A tiny, tiny minority get wealthy. Most creatives, even successful ones, earn like... a middling middle class income, in good times. But that income also comes with a lot of it's own issues: having to arrange their own insurance, their taxes are a nightmare, and the income stream isn't steady like a paycheck, it's gig-based.

And a whole lot more do it, indeed, for the love of their craft and oftentimes have other jobs to make enough to get by.

> It's their specialization.

As others have mentioned, we have gone through this in human history before, say when looms became automated and huge employers disappeared overnight. Things change, and those that come after us, wont miss the things that disappeared; nobody is calling for the destruction of automated looms today in order to restore those manual jobs.

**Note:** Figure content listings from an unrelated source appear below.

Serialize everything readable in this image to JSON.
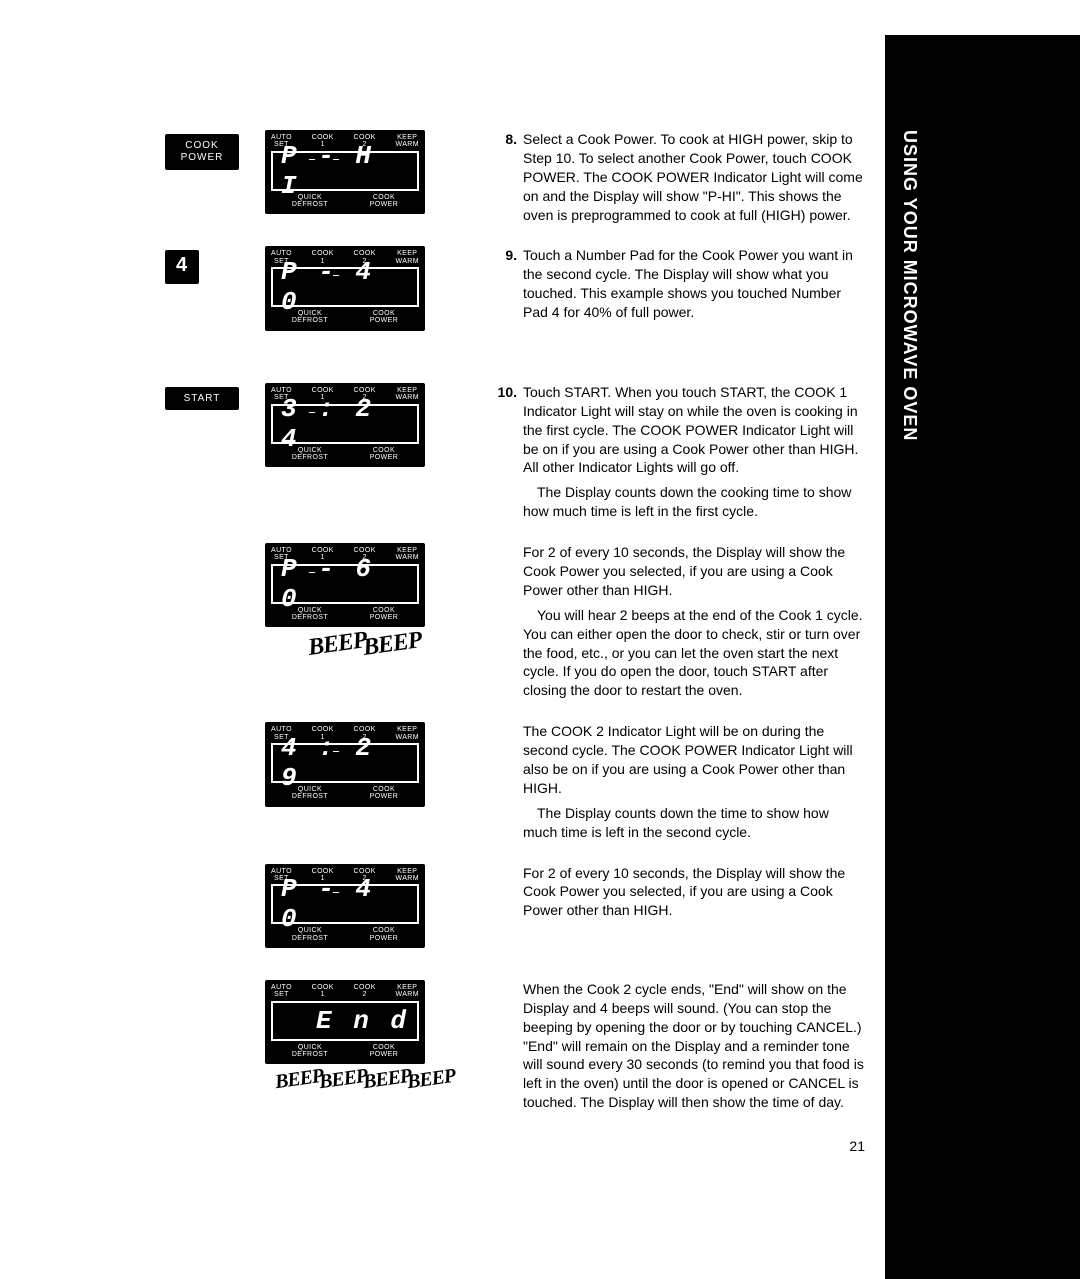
{
  "sideTab": "USING YOUR MICROWAVE OVEN",
  "pageNumber": "21",
  "buttons": {
    "cookPower": "COOK\nPOWER",
    "four": "4",
    "start": "START"
  },
  "displayLabels": {
    "top": [
      "AUTO\nSET",
      "COOK\n1",
      "COOK\n2",
      "KEEP\nWARM"
    ],
    "bottom": [
      "QUICK\nDEFROST",
      "COOK\nPOWER"
    ]
  },
  "displays": [
    {
      "text": "P -  H I",
      "ind1": true,
      "ind2": true
    },
    {
      "text": "P -  4 0",
      "ind1": false,
      "ind2": true
    },
    {
      "text": "3 : 2 4",
      "ind1": true,
      "ind2": false
    },
    {
      "text": "P -  6 0",
      "ind1": true,
      "ind2": false
    },
    {
      "text": "4 : 2 9",
      "ind1": false,
      "ind2": true
    },
    {
      "text": "P -  4 0",
      "ind1": false,
      "ind2": true
    },
    {
      "text": "E  n d",
      "ind1": false,
      "ind2": false
    }
  ],
  "beep2": "BEEP BEEP",
  "beep4": "BEEP BEEP BEEP BEEP",
  "steps": {
    "s8": {
      "num": "8.",
      "p1": "Select a Cook Power. To cook at HIGH power, skip to Step 10. To select another Cook Power, touch COOK POWER. The COOK POWER Indicator Light will come on and the Display will show \"P-HI\". This shows the oven is preprogrammed to cook at full (HIGH) power."
    },
    "s9": {
      "num": "9.",
      "p1": "Touch a Number Pad for the Cook Power you want in the second cycle. The Display will show what you touched. This example shows you touched Number Pad 4 for 40% of full power."
    },
    "s10": {
      "num": "10.",
      "p1": "Touch START. When you touch START, the COOK 1 Indicator Light will stay on while the oven is cooking in the first cycle. The COOK POWER Indicator Light will be on if you are using a Cook Power other than HIGH. All other Indicator Lights will go off.",
      "p2": "The Display counts down the cooking time to show how much time is left in the first cycle.",
      "p3": "For 2 of every 10 seconds, the Display will show the Cook Power you selected, if you are using a Cook Power other than HIGH.",
      "p4": "You will hear 2 beeps at the end of the Cook 1 cycle. You can either open the door to check, stir or turn over the food, etc., or you can let the oven start the next cycle. If you do open the door, touch START after closing the door to restart the oven.",
      "p5": "The COOK 2 Indicator Light will be on during the second cycle. The COOK POWER Indicator Light will also be on if you are using a Cook Power other than HIGH.",
      "p6": "The Display counts down the time to show how much time is left in the second cycle.",
      "p7": "For 2 of every 10 seconds, the Display will show the Cook Power you selected, if you are using a Cook Power other than HIGH.",
      "p8": "When the Cook 2 cycle ends, \"End\" will show on the Display and 4 beeps will sound. (You can stop the beeping by opening the door or by touching CANCEL.) \"End\" will remain on the Display and a reminder tone will sound every 30 seconds (to remind you that food is left in the oven) until the door is opened or CANCEL is touched. The Display will then show the time of day."
    }
  }
}
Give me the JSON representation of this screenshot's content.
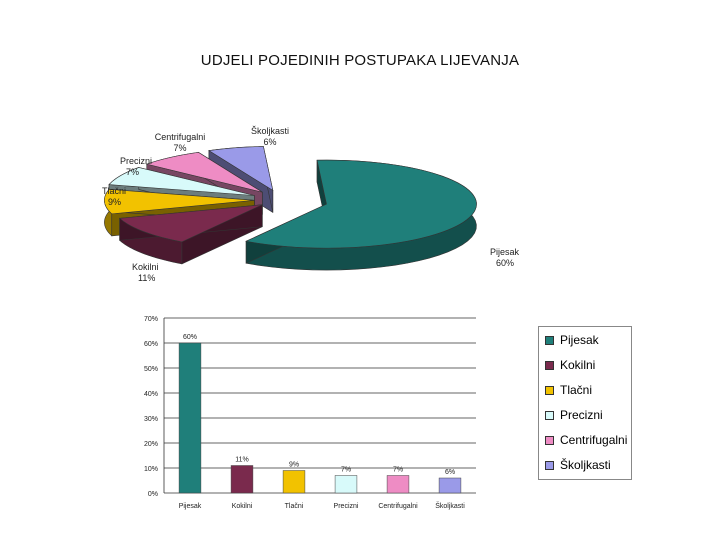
{
  "title": "UDJELI POJEDINIH POSTUPAKA LIJEVANJA",
  "chart_data": [
    {
      "type": "pie",
      "style": "3d-exploded",
      "slices": [
        {
          "label": "Pijesak",
          "value": 60,
          "value_label": "60%",
          "color": "#1f7f7a"
        },
        {
          "label": "Kokilni",
          "value": 11,
          "value_label": "11%",
          "color": "#7a2a4d"
        },
        {
          "label": "Tlačni",
          "value": 9,
          "value_label": "9%",
          "color": "#f2c200"
        },
        {
          "label": "Precizni",
          "value": 7,
          "value_label": "7%",
          "color": "#d8fafa"
        },
        {
          "label": "Centrifugalni",
          "value": 7,
          "value_label": "7%",
          "color": "#ee8cc4"
        },
        {
          "label": "Školjkasti",
          "value": 6,
          "value_label": "6%",
          "color": "#9a9ae8"
        }
      ]
    },
    {
      "type": "bar",
      "categories": [
        "Pijesak",
        "Kokilni",
        "Tlačni",
        "Precizni",
        "Centrifugalni",
        "Školjkasti"
      ],
      "values": [
        60,
        11,
        9,
        7,
        7,
        6
      ],
      "data_labels": [
        "60%",
        "11%",
        "9%",
        "7%",
        "7%",
        "6%"
      ],
      "colors": [
        "#1f7f7a",
        "#7a2a4d",
        "#f2c200",
        "#d8fafa",
        "#ee8cc4",
        "#9a9ae8"
      ],
      "ylim": [
        0,
        70
      ],
      "yticks": [
        "0%",
        "10%",
        "20%",
        "30%",
        "40%",
        "50%",
        "60%",
        "70%"
      ],
      "grid": true,
      "legend": {
        "placement": "right",
        "entries": [
          "Pijesak",
          "Kokilni",
          "Tlačni",
          "Precizni",
          "Centrifugalni",
          "Školjkasti"
        ]
      }
    }
  ]
}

To my mind, the problem is one of expectations, and wildly out of control governments which empower corporate monopolies. It has disempowered small, local communities to trade and lift each other up, in small and simple ways.

The key to doing nearly nothing and getting rich is to start out rich and then invest.

The problem is not being 'owed' an income. The problem comes in when there end up being a class of people that can't make a living doing anything. When this class becomes too large bad things tend to happen. Be it government enabled purges or the masses breaking out guillotines or riots burning entire cities down.

I, an invested member in the continuation of society, would like a rather non-violent world to be in our future.

> I, an invested member in the continuation of society, would like a rather non-violent world to be in our future.

Of course, but we don't get there following fantasies. The truth is, through most of human history, most people were peasants eking out the most meager of lives. Often dying of disease in childhood, or at least well before their 30th birthday.

The problem is not poverty today.

By all realistic measures, nearly every single person in America (even those living on the street) is wealthier than most of our ancestors. The problem isn't even wealth inequality, since that's always existed as well, (and probably always will since it seems impossible to devise a political system that is durable and corruption proof).

The problem is unrealistic desires and a fantasy that everyone can live a rich life unconstrained by material limitations. The incredible wealth that Americans had enjoyed post WWII (arguably at the expense of much of the rest of the world) has set up unattainable expectations in people.

That's not to say we can't do better, but we need to reframe the entire problem and set it in the context of human history, not the last few hundred years of unsustainable growth.